THOUSANDS of independence supporters pushed past a police cordon yesterday and gathered around the Catalan Parliament building in Barcelona after the swearing in of Carles Puigdemont as state president was postponed.

The parliament’s speaker, Roger Torrent, announced the measure as he waited for Spain’s Constitutional Court to make a decision on Puigdemont’s bid to be reinstated.

Judges had previously set conditions for the only candidate for the presidency – who has been in exile in Brussels since the Catalan declaration of independence in October – that he appear in person and with prior consent from a judge.

READ MORE: Pro-indy Catalan restaurant targeted by Unionists celebrates 25th anniversary

But the court maintained the strict conditions, in effect denying the speaker’s demands to allow Puigdemont’s re-election without legal impediments.

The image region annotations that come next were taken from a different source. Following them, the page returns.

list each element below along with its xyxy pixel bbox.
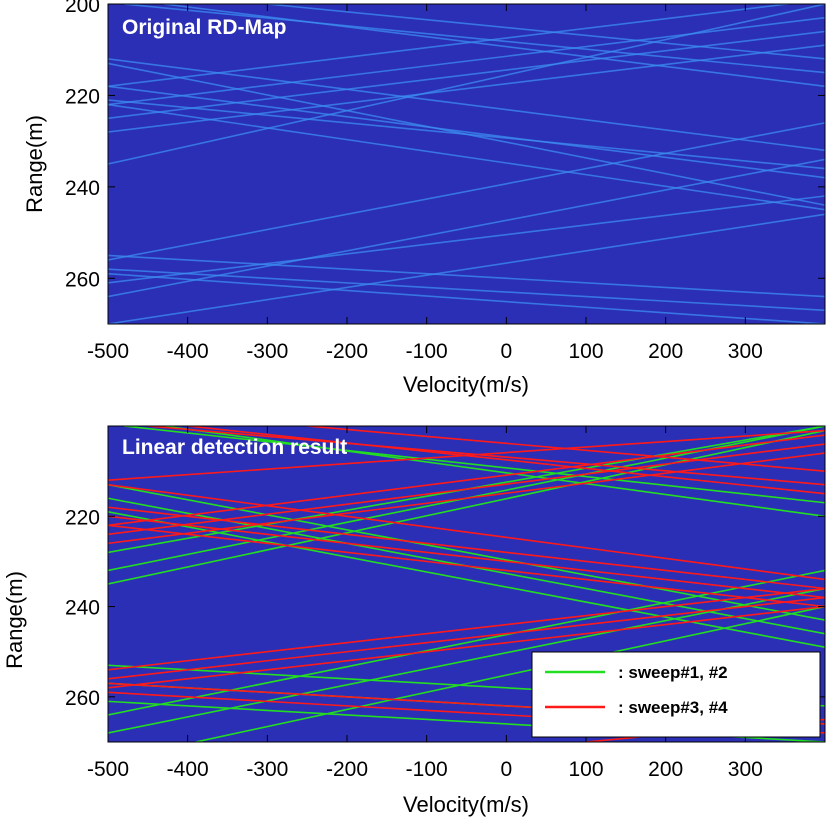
detection-series-1-line-2 [108,443,825,536]
rd-map-ticks: -500 -400 -300 -200 -100 0 100 200 300 200 220 240 2… [65,0,825,363]
rd-map-line-14 [108,268,825,312]
rd-map-x-axis-label: Velocity(m/s) [403,372,529,397]
rd-map-x-tick-label: -500 [87,340,129,363]
detection-series-0-line-12 [123,426,825,504]
detection-series-1-line-10 [108,605,825,689]
rd-map-line-15 [108,254,825,298]
detection-series-1-line-14 [187,426,825,495]
rd-map-y-tick-label: 240 [65,177,100,200]
detection-series-1-line-7 [108,483,825,581]
rd-map-lines [108,4,825,324]
detection-series-0-line-8 [195,605,825,742]
legend-label-sweep-1-2: : sweep#1, #2 [618,663,728,682]
detection-series-1-line-6 [108,524,825,608]
detection-x-tick-label: -300 [246,758,288,781]
rd-map-line-7 [108,103,825,211]
legend-label-sweep-3-4: : sweep#3, #4 [618,698,728,717]
detection-series-1-line-8 [108,587,825,671]
detection-series-0-line-2 [108,429,825,585]
detection-x-tick-label: 100 [568,758,603,781]
rd-map-y-tick-label: 220 [65,85,100,108]
detection-x-axis-label: Velocity(m/s) [403,792,529,817]
detection-x-tick-label: -500 [87,758,129,781]
rd-map-line-6 [108,85,825,179]
rd-map-line-8 [108,99,825,170]
rd-map-x-tick-label: 100 [568,340,603,363]
detection-series-1-line-4 [108,506,825,590]
rd-map-line-13 [108,213,825,324]
rd-map-frame [107,3,826,325]
detection-title: Linear detection result [122,436,347,459]
detection-x-tick-label: -400 [167,758,209,781]
detection-series-0-line-5 [108,510,825,648]
rd-map-x-tick-label: 300 [728,340,763,363]
detection-series-1-line-13 [147,426,825,486]
detection-series-1-line-9 [108,596,825,680]
detection-ticks: -500 -400 -300 -200 -100 0 100 200 300 220 240 260 [65,426,825,781]
detection-x-tick-label: 300 [728,758,763,781]
rd-map-line-1 [108,16,825,106]
rd-map-line-16 [108,272,825,324]
rd-map-line-11 [108,158,825,298]
detection-x-tick-label: -200 [326,758,368,781]
rd-map-x-tick-label: -400 [167,340,209,363]
detection-series-1-line-3 [108,452,825,545]
rd-map-line-4 [108,4,825,165]
rd-map-panel: -500 -400 -300 -200 -100 0 100 200 300 200 220 240 2… [22,0,826,397]
detection-x-tick-label: 0 [500,758,512,781]
detection-series-1-line-15 [307,426,825,472]
rd-map-line-12 [108,122,825,261]
rd-map-line-19 [267,4,825,60]
detection-frame [107,425,826,743]
detection-y-axis-label: Range(m) [2,571,27,669]
rd-map-y-axis-label: Range(m) [22,115,47,213]
rd-map-x-tick-label: -200 [326,340,368,363]
rd-map-line-9 [108,58,825,152]
detection-y-tick-label: 260 [65,687,100,710]
detection-x-tick-label: 200 [648,758,683,781]
detection-series-1-line-1 [108,434,825,527]
rd-map-line-18 [163,4,825,88]
rd-map-y-tick-label: 260 [65,268,100,291]
legend-box [531,651,821,738]
detection-y-tick-label: 220 [65,506,100,529]
detection-x-tick-label: -100 [406,758,448,781]
rd-map-background [108,4,825,324]
detection-series-0-line-13 [163,426,825,518]
detection-series-0-line-3 [108,483,825,621]
rd-map-line-17 [123,4,825,74]
rd-map-title: Original RD-Map [122,16,287,39]
rd-map-line-0 [108,4,794,88]
rd-map-x-tick-label: -100 [406,340,448,363]
detection-series-1-line-5 [108,515,825,599]
rd-map-line-3 [108,44,825,133]
rd-map-x-tick-label: -300 [246,340,288,363]
rd-map-y-tick-label: 200 [65,0,100,17]
rd-map-x-tick-label: 200 [648,340,683,363]
rd-map-line-2 [108,30,825,120]
detection-panel: -500 -400 -300 -200 -100 0 100 200 300220240260 … [2,425,826,817]
rd-map-line-10 [108,195,825,284]
rd-map-x-tick-label: 0 [500,340,512,363]
legend: : sweep#1, #2 : sweep#3, #4 [531,651,821,738]
detection-y-tick-label: 240 [65,597,100,620]
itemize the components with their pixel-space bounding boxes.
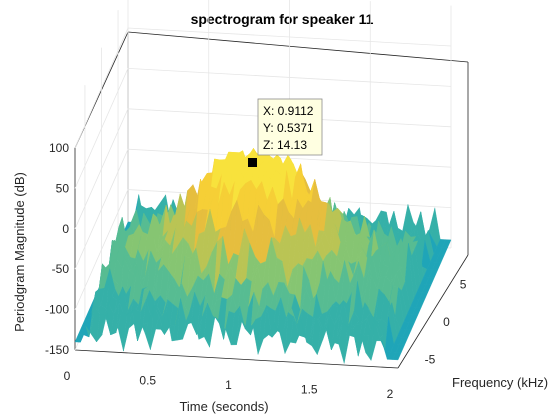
x-tick-label: 1.5 [301, 383, 318, 397]
y-tick-labels: -5 0 5 [425, 278, 467, 367]
x-tick-label: 0 [64, 369, 71, 383]
data-tip-y: Y: 0.5371 [263, 121, 314, 135]
x-tick-label: 2 [387, 387, 394, 401]
y-axis-label: Frequency (kHz) [452, 375, 548, 390]
spectrogram-surface [74, 147, 452, 364]
z-tick-label: 100 [49, 141, 69, 155]
x-tick-label: 0.5 [139, 374, 156, 388]
data-tip-x: X: 0.9112 [263, 104, 314, 118]
data-tip-marker[interactable] [248, 158, 257, 167]
y-tick-label: -5 [425, 353, 436, 367]
z-tick-label: -100 [45, 303, 69, 317]
data-tip[interactable]: X: 0.9112 Y: 0.5371 Z: 14.13 [248, 98, 323, 167]
z-tick-label: -150 [45, 343, 69, 357]
z-tick-label: 0 [62, 222, 69, 236]
x-tick-label: 1 [225, 378, 232, 392]
x-axis-label: Time (seconds) [179, 399, 268, 414]
y-tick-label: 5 [460, 278, 467, 292]
data-tip-z: Z: 14.13 [263, 138, 307, 152]
z-axis-label: Periodgram Magnitude (dB) [12, 172, 27, 332]
z-tick-label: 50 [56, 181, 70, 195]
surface-patch [74, 334, 84, 343]
grid-lines [74, 0, 452, 351]
data-tip-box [257, 98, 323, 156]
x-tick-labels: 0 0.5 1 1.5 2 [64, 369, 394, 401]
z-tick-labels: -150 -100 -50 0 50 100 [45, 141, 69, 357]
z-tick-label: -50 [52, 262, 70, 276]
chart-title: spectrogram for speaker 11 [191, 11, 374, 27]
y-tick-label: 0 [443, 315, 450, 329]
surface-patch [392, 351, 402, 361]
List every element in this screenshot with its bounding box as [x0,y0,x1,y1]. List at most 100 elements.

Puigdemont is facing charges of rebellion, sedition and misuse of public funds in connection with the referendum and the independence declaration, and would be arrested should he re-enter Spain.

His party, Together for Catalonia (JxCat), announced late yesterday that it would lodge an appeal in the European Court of Human Rights, claiming that the court is not respecting the results of the December 21 election in Catalonia.

However, Spanish Prime Minister Mariano Rajoy’s People’s Party (PP) immediately sought to have Puigdemont barred from the European Parliament.

In a letter to European Parliament President Antonio Tajani, the PP’s leader in Brussels, Esteban González Pons, said Puigdemont had a “search and capture order” in place. He had also violated the law and “escaped his penalties” by hiding in another country.

Catalan sources in Brussels said Puigdemont was “a free citizen” in Belgium and could move freely “wherever he wants” in the country.

Rajoy tweeted: “A fugitive of justice can not be president of a democratic institution. The rule of law obliges us all to comply with the law.”

Dozens of extra police were deployed outside the parliament building and helicopters hovered overhead in a bid to detect Puigdemont if he tried to turn up surreptitiously.

Border controls have also been tightened in recent days and police have even scoured sewers around the parliament building.

Torrent said: “The Spanish vice-president and the Constitutional Court will not decide who will be the Catalan president. That is up to the democratically elected MPs. I am not going to propose a candidate other than Puigdemont. President Puigdemont has all the right to be elected.

“The Spanish Government and the Constitutional Court aim to violate the rights of millions of Catalans and this we will not accept.”

The Madrid government welcomed the court’s decision. An official said that pressure applied by the government and the country’s top court “have prevented a mockery of our democracy”.

Jailed minister Oriol Junqueras, who was Puigdemont’s deputy in the last parliament, tweeted his thanks to Torrent: “Thanks President @rogertorrent for guaranteeing the defence of the rights of all the democratically elected members. Thank you for your commitment to defending Catalonia, democracy and the recovery of institutions.”

And, as independence supporters converged on parliament, one demonstrator from Girona said: “We voted to be a republic on October 1 and there’s no going back.

“Enough delays, excuses, carrying on. Without disobedience there’s no independence.

“We are the people: we have the power. From the ground up, we’ll build the Republic now, without asking permission.”